Presby-LASIK may be better option than multifocal IOLs, study shows
PARIS — Both multifocal IOLs and presby-LASIK are viable solutions for presbyopia correction, but the latter has a greater range of visual acuity at different distances, according to a study presented here.
"Presbyopic LASIK using the Gaussian ablation type, which means a +1.7 D, 3-mm optical zone, slightly decentered 1 mm inferiorly and nasally, is able to provide an acceptable level of distance vision, on average 20/25 to 20/20 and up to 20/18 in some cases, along with an acceptable or even very good level of near and intermediate vision," Michael Assouline, MD, said at the meeting of the French Society of Ophthalmology.
In comparison, multifocal IOLs have shown less satisfactory visual performance.
"They are, in fact, bifocal, and intermediate vision is generally poor," he said.
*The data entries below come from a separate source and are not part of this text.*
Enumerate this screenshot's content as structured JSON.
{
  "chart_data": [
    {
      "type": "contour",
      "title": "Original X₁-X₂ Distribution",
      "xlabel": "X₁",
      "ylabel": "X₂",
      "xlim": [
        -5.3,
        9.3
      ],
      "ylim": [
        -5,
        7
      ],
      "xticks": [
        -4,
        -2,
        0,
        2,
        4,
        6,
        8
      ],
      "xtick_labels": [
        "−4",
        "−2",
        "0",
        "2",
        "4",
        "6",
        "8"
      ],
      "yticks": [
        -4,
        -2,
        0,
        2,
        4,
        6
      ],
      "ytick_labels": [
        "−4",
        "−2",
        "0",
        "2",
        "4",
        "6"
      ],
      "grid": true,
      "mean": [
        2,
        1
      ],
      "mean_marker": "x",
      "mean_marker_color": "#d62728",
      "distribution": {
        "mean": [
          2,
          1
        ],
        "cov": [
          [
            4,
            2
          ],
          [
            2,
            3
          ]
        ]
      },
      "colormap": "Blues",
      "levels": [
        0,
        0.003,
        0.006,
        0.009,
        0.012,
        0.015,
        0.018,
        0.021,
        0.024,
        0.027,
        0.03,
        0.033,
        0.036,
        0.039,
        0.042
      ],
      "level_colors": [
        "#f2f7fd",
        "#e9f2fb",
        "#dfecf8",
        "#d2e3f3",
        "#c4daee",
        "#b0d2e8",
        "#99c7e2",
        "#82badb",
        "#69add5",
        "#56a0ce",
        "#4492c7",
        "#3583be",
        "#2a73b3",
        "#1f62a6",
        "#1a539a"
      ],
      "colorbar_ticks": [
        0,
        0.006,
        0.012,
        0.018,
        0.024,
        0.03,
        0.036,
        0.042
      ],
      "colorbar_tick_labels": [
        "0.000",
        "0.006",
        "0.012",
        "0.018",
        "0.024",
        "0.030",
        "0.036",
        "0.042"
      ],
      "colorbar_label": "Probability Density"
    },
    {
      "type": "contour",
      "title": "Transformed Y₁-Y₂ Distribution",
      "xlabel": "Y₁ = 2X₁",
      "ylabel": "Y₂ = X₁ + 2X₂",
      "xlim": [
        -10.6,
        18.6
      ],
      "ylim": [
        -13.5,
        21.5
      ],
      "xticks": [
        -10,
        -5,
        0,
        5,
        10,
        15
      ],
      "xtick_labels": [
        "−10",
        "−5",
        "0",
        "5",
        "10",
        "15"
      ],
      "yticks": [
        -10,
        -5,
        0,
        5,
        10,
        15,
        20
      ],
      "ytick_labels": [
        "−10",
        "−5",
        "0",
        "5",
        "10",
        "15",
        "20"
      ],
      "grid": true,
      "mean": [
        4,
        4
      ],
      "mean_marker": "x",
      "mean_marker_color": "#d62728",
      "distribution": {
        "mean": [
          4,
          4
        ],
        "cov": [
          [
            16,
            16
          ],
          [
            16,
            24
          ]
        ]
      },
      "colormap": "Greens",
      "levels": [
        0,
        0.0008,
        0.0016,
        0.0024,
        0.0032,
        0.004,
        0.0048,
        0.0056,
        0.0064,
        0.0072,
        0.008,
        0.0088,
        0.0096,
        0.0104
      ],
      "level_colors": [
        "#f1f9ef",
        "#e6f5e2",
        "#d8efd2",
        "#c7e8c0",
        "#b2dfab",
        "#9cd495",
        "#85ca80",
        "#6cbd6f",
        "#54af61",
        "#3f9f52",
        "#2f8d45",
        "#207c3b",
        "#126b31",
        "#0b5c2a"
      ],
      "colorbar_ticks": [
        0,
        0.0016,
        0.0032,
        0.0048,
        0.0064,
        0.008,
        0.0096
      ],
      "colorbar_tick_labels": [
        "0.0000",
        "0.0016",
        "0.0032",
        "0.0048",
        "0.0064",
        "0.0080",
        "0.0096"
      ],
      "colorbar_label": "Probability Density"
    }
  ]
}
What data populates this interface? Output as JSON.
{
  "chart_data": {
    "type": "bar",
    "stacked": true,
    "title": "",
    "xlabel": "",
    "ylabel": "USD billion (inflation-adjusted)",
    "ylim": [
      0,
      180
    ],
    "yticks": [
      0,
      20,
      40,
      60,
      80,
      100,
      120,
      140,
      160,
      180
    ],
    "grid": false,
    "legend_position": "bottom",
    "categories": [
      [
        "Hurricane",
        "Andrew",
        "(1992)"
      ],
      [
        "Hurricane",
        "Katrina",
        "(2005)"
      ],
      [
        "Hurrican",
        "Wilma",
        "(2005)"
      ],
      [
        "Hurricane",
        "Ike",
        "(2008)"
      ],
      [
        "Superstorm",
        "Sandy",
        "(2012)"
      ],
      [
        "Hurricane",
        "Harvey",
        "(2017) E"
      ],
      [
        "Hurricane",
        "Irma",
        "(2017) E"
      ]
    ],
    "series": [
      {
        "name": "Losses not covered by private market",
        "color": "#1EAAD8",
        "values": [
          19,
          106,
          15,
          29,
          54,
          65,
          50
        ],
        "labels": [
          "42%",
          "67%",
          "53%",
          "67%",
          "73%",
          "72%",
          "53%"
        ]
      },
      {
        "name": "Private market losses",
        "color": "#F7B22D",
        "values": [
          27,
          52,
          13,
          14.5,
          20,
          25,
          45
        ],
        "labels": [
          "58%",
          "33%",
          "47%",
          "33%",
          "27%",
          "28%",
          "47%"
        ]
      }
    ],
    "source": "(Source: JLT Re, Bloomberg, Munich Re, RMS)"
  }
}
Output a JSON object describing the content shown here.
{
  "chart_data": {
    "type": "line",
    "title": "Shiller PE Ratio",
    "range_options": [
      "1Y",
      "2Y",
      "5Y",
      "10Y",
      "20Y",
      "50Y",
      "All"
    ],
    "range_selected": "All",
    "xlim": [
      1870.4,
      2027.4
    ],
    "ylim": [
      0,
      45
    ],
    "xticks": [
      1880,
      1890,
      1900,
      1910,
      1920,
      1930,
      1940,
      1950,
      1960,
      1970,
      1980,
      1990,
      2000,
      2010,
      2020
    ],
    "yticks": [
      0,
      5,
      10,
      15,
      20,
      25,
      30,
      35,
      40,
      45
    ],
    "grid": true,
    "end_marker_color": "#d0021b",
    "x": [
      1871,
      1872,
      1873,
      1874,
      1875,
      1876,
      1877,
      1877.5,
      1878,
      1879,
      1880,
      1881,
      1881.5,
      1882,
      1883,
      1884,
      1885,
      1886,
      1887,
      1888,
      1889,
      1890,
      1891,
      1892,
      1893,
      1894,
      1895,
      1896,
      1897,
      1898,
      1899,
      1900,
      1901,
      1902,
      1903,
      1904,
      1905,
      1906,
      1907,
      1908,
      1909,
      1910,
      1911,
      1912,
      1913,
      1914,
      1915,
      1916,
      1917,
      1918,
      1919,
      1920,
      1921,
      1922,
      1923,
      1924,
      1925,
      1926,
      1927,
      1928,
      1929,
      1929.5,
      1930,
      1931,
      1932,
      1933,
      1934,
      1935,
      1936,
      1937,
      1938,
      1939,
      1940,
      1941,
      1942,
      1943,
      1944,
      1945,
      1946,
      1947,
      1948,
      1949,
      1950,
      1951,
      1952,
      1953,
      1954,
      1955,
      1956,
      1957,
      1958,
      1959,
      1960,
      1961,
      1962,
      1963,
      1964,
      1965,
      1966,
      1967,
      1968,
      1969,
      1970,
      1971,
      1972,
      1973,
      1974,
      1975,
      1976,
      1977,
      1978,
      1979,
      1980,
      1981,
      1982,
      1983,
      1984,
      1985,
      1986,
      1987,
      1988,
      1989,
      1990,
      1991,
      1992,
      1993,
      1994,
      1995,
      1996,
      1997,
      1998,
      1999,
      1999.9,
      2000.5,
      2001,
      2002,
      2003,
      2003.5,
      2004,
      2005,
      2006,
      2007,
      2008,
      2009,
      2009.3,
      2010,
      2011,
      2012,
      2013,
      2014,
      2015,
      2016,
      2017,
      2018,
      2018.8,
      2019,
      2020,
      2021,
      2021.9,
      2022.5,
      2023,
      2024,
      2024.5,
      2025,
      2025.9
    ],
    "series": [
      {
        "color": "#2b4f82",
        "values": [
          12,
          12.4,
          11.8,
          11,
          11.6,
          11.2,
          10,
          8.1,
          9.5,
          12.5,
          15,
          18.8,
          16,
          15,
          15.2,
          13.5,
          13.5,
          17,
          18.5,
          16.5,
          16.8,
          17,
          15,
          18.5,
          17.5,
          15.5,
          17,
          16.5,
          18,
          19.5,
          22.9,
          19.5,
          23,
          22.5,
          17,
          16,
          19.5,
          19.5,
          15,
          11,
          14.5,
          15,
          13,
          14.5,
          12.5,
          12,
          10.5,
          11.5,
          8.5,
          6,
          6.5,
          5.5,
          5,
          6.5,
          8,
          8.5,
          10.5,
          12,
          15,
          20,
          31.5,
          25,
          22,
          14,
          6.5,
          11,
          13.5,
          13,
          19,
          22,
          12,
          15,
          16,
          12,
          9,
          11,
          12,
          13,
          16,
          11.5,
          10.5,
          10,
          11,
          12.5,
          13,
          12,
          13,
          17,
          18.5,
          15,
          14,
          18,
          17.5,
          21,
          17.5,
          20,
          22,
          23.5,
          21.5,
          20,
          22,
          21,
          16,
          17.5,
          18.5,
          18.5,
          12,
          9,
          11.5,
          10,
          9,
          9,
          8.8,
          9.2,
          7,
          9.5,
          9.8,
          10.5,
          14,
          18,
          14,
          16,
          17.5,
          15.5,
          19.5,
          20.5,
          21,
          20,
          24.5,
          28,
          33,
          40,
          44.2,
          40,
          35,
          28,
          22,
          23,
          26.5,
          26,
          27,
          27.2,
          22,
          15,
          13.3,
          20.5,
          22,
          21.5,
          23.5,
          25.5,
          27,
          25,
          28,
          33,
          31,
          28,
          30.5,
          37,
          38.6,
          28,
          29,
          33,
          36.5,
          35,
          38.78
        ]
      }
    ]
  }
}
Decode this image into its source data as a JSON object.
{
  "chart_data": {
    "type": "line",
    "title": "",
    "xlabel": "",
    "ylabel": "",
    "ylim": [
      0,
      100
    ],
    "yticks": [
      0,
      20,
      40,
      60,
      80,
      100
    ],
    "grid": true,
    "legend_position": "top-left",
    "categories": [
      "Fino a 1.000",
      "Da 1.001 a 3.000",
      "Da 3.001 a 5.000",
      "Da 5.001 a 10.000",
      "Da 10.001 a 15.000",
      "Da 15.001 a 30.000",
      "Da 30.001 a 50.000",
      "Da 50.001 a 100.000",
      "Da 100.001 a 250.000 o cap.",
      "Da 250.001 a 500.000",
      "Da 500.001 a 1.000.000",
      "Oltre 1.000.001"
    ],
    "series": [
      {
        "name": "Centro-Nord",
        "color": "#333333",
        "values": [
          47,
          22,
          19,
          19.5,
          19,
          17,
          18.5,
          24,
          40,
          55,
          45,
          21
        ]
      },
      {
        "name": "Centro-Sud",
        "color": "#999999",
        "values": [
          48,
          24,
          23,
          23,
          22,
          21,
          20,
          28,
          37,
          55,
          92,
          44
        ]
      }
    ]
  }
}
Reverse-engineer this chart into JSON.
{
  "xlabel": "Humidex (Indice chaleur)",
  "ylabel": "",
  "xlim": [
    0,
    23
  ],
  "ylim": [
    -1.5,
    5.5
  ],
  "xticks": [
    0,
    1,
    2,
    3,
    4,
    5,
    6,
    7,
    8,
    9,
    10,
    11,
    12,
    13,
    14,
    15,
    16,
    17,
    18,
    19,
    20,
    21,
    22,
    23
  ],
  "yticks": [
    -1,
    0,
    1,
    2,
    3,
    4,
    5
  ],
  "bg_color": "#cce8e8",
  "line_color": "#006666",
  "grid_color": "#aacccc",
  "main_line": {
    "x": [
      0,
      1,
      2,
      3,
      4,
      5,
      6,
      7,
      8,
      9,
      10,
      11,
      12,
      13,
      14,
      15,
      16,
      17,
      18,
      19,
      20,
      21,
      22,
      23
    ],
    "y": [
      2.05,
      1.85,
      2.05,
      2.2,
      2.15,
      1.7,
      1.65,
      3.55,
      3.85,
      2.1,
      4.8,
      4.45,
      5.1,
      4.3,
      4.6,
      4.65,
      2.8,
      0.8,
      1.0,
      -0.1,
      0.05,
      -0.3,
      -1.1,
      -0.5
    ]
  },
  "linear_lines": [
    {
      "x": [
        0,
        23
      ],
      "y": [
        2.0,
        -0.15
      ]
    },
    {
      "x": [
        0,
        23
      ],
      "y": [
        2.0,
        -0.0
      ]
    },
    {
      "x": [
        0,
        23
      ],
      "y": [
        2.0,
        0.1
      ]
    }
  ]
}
Defocus curves show that, on average, visual acuity is 20/25 for a defocus of –1.5 D with presbyopic LASIK and 20/50 to 20/30 with multifocal IOLs.
"Defocusing is the best way of comparing multifocal techniques. It clearly demonstrates for the so-called multifocal IOLs that they have bimodal curves with a peak at 0 D for distance vision and a second peak at around –2.50 D, while the defocus curve for presby-LASIK is a continuous curve that has its highest point at 0 D with a slow decrease toward –3 D. This leaves 80% of vision at –0.5 D and 60% at –3 D, which is good enough for intermediate and near vision respectively," Dr. Assouline said.
In the study, special emphasis was placed on assessing the optical nature of multifocality in presbyopic LASIK patients. A number of tests, based on corneal topography and aberrometry, were performed. "The total power map of the cornea shows an average addition zone, which is taking about 25% of the area of the entrance pupil in the patient and has a +3.8 D average power at the vertex. This shows that the patient sees with part of his entrance pupil for near and with the rest, which is about 75%, at distance," he said.
Presbyopic LASIK is performed only in the nondominant eye, which allows the fellow eye, either non-operated when emmetropic or operated with hyperopic LASIK, to have adequate distance vision.
"This gives us truly satisfied patients," Dr. Assouline said.
Aberrometry was performed with the Bausch & Lomb Zyoptix Zywave system.
"We were able to demonstrate that most of the defocusing effect created with the presbyopic LASIK technique was, in fact, negative spherical aberration and coma," he said. "Having this [higher-order aberration] introduced in the optical system of the patient does not affect emmetropia for most of the entrance pupil but only in the central part of it. This means that the patient has a composite image, made of a near image and a distance image both of them being quite clear."